We were back at camp by 2.30. Very soon we were joined by 4 other climbers: The Kedrone, Erik the Red, Theo, and Hamik. Much laughing and gossiping ensued. A lazy dinner and we were in bed by 6 PM. The last night had been pretty cold, and the morning had greeted some of us with frozen boots and ice bottles instead of water bottles. Thus tonight our sleeping bags were especially full with all kinds of smelly crap to avoid freezing. Next morning we woke up at 3-3.30 AM, and were up and climbing by 4.30. My head lamp seemed lazier than me, and I spent 10 minutes doing kala jaadu on the batteries. We climbed up the first 1000 feet in 45 minutes, pretty good for 12000 feet elevation. We were then lucky enough to see an amazing tequila sunrise and alpenglow: Winchell in alpenglow below (Patrick, I and others climbed last June when we climbed Sill too).
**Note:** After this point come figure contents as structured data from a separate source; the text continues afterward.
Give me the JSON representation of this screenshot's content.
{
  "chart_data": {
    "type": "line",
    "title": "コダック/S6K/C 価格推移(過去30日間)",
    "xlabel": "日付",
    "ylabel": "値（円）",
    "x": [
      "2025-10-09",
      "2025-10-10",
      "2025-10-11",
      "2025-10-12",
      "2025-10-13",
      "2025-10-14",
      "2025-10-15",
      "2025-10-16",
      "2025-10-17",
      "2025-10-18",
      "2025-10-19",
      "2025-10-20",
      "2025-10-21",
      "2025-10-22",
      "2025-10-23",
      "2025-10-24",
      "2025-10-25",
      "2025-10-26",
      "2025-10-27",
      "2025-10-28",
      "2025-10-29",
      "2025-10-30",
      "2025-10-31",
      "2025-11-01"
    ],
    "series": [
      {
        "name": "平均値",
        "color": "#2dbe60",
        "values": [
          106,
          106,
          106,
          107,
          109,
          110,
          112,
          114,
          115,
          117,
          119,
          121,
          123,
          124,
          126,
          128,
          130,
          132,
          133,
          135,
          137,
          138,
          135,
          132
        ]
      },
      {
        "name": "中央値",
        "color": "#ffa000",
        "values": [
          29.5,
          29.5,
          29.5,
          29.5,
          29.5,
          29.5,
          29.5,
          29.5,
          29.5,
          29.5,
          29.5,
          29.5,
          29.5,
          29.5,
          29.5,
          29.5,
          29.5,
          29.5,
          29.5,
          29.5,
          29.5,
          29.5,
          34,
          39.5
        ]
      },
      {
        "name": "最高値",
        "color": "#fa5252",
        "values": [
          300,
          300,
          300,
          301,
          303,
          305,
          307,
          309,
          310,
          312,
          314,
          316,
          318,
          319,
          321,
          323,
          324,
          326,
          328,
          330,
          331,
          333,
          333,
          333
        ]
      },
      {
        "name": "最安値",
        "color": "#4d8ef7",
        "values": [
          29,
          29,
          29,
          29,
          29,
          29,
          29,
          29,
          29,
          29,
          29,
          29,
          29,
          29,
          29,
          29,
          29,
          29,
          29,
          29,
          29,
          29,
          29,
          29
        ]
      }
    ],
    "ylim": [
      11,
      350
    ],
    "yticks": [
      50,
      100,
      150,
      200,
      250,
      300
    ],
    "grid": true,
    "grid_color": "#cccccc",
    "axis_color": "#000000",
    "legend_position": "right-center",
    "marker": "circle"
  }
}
Spindrift was pretty constant and most of the day today looked as if it was snowing. Our route was the North Couloir. The first challenge was the bergschrund - yes, that same bergschrund which had tried twice to eat some of us. Luckily it seemed pretty full, so we happily stomped across it. So we climbed up the North Couloir and soon reached the top of it. Now we downclimbed a little into where the Southwest Chute comes, and then climbed up some 45-50 degree snow to attain the notch between the Lightning Rod and the real summit.




Hamik now fixed up a line for everyone to take to the summit. I clambered around to find an easier looking class 4+ chimney route, which I free soloed up to be greeted at the summit around 8.15 AM by a surprised Hamik's "WTF!". Everyone else gradually reached the summit. The next challenge was to climb the 5.9R summit block. We tried a little to lead climb it, but the combination of cold and tiredness made it difficult. So the two French in the group joined forces to lasso the summit block after which all of us climbed it.


A quick rappel from the summit, and then we retraced our way back to the camp. The snow bridge on the bergschrund was still strong. We reached camp by 3ish, and hiked out between 4 to 5. Temple Crag lured me again, I guess she wants me to come back and climb her. OK, soon my dearie. We were back at trailhead by 7-8 PM on Day 3, and were soon stuffing our mouths with food at the Subway in Lone Pine.